Generally, a prospective will be required to have some experience with the computer system they are expected to manage. In some cases, candidates are expected to possess industry certifications such as the Microsoft MCSA, MCSE, MCITP, Red Hat RHCE, Novell CNA, CNE, Cisco CCNA or CompTIA‘s A+ or Network+, Sun Certified SCNA, Linux Professional Institute, Linux Foundation Certified Engineer or Linux Foundation Certified System Administrator[9] among others.

Sometimes, almost exclusively in smaller sites, the role of system administrator may be given to a skilled user in addition to or in replacement of his or her duties.

Skills

The subject matter of system administration includes computer systems and the ways people use them in an organization. This entails a knowledge of operating systems and applications, as well as hardware and software troubleshooting, but also knowledge of the purposes for which people in the organization use the computers.

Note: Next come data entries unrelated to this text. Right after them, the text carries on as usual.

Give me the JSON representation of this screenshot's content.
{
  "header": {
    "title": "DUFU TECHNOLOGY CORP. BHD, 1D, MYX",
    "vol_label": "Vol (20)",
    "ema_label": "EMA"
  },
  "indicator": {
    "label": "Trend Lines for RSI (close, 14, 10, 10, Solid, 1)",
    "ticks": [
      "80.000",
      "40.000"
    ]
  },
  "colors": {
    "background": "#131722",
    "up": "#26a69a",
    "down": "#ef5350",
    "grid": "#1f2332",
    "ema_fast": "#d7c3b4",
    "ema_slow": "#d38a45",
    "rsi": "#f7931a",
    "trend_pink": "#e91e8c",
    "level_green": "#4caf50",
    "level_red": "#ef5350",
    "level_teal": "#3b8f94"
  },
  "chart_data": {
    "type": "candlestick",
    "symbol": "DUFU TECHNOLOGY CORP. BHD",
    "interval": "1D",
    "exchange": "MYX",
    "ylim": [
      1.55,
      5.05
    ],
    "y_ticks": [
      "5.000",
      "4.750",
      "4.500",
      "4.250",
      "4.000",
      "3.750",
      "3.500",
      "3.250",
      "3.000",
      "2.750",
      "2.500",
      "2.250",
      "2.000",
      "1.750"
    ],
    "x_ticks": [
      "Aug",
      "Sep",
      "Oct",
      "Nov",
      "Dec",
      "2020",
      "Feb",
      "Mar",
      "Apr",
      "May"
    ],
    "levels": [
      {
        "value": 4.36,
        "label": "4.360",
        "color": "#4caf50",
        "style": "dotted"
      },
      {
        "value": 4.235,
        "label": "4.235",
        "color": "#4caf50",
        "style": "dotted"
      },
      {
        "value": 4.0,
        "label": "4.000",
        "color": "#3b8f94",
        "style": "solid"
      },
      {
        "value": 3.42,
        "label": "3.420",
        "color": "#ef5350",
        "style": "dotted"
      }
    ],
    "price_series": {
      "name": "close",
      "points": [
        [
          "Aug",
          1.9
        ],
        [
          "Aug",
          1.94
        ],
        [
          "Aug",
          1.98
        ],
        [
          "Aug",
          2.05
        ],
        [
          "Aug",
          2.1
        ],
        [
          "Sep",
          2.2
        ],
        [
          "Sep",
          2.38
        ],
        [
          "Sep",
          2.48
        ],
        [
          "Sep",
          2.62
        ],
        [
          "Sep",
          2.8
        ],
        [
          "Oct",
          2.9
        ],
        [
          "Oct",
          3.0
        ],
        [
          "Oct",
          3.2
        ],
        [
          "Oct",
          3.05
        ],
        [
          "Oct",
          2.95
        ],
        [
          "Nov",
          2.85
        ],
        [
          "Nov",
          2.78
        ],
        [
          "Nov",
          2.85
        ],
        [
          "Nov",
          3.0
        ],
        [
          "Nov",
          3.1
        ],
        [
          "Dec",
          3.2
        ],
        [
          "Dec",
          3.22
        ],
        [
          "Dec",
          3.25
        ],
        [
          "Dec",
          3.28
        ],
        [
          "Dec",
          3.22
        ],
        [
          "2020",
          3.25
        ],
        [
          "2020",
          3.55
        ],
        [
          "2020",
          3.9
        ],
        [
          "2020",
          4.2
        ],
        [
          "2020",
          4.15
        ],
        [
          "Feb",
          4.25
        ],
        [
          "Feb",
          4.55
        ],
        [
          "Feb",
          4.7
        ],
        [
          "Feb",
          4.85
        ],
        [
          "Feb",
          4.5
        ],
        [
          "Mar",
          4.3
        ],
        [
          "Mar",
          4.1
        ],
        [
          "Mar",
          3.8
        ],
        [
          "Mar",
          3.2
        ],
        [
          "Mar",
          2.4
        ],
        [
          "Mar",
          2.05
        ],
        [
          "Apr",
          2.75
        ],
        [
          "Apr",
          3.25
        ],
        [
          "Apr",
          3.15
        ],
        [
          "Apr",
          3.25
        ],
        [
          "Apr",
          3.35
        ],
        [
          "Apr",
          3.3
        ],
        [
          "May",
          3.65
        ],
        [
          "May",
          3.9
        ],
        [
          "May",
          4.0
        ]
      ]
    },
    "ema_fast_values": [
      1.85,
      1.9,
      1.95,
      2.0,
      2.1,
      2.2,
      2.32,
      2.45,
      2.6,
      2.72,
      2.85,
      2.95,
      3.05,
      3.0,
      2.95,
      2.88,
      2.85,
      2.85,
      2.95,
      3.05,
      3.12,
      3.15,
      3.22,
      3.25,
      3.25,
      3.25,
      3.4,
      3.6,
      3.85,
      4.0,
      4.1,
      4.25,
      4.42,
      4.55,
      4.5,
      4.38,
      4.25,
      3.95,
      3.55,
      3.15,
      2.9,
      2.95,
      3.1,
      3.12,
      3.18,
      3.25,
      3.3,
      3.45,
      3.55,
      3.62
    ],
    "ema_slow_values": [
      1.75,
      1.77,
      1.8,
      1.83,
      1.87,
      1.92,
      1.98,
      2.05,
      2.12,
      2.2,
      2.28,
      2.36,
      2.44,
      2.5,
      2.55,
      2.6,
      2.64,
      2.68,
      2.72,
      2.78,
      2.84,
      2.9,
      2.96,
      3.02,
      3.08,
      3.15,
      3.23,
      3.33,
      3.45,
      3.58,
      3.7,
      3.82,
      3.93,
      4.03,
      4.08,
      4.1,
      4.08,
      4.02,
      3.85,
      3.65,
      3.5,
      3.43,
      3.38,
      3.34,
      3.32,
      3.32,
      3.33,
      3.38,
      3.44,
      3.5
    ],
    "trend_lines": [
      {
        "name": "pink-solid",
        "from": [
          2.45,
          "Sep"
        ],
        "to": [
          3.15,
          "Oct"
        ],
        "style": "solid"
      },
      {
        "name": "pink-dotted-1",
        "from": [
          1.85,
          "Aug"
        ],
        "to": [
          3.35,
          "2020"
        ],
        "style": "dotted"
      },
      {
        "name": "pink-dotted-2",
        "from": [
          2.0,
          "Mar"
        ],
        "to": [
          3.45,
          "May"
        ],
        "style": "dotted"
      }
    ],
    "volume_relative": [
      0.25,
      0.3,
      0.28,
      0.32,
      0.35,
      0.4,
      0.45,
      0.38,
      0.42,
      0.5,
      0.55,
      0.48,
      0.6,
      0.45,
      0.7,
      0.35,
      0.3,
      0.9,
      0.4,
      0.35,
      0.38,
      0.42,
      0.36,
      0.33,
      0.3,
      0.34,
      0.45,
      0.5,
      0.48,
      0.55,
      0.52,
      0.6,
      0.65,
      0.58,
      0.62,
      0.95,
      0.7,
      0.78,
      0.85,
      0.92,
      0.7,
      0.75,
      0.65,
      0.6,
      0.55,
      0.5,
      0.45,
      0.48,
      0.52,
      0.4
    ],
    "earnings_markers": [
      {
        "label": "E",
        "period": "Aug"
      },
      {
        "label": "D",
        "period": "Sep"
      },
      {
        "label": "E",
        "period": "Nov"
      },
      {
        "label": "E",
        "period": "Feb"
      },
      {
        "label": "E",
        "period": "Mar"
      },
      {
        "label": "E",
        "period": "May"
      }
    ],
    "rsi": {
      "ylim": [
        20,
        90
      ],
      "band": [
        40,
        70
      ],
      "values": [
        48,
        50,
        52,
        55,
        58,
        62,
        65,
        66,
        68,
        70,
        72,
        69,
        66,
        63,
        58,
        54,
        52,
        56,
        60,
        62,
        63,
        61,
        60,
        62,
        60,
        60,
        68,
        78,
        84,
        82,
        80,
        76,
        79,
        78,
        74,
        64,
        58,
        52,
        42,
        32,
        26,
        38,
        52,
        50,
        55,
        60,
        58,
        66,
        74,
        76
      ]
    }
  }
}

Perhaps the most important skill for a system administrator is problem solving—frequently under various sorts of constraints and stress. The sysadmin is on call when a computer system goes down or malfunctions, and must be able to quickly and correctly diagnose what is wrong and how best to fix it. They may also need to have teamwork and communication skills; as well as being able to install and configure hardware and software.

System administrators are not software engineers or developers. It is not usually within their duties to design or write new application software. However, sysadmins must understand the behavior of software in order to deploy it and to troubleshoot problems, and generally know several programming languages used for scripting or automation of routine tasks.

Particularly when dealing with Internet-facing or business-critical systems, a sysadmin must have a strong grasp of computer security. This includes not merely deploying software patches, but also preventing break-ins and other security problems with preventive measures. In some organizations, computer security administration is a separate role responsible for overall security and the upkeep of firewalls and intrusion detection systems, but all sysadmins are generally responsible for the security of computer systems.

Duties

A system administrator’s responsibilities might include:

  • Analyzing system logs and identifying potential issues with computer systems.
  • Applying operating system updates, patches, and configuration changes.
  • Installing and configuring new hardware and software.
  • Adding, removing, or updating user account information, resetting passwords,etc.
  • Answering technical queries and assisting users.
  • Responsibility for security.
  • Responsibility for documenting the configuration of the system.
  • Troubleshooting any reported problems.
  • System performance tuning.
  • Ensuring that the network infrastructure is up and running.
  • Configuring, adding, and deleting file systems.

In larger organizations, some of the tasks above may be divided among different system administrators or members of different organizational groups. For example, a dedicated individual(s) may apply all system upgrades, a Quality Assurance (QA) team may perform testing and validation, and one or more technical writers may be responsible for all technical documentation written for a company. System administrators, in larger organizations, tend not to be systems architects, systems engineers, or systems designers.

In smaller organizations, the system administrator might also act as technical support, Database Administrator, Network Administrator, Storage (SAN) Administrator or application analyst.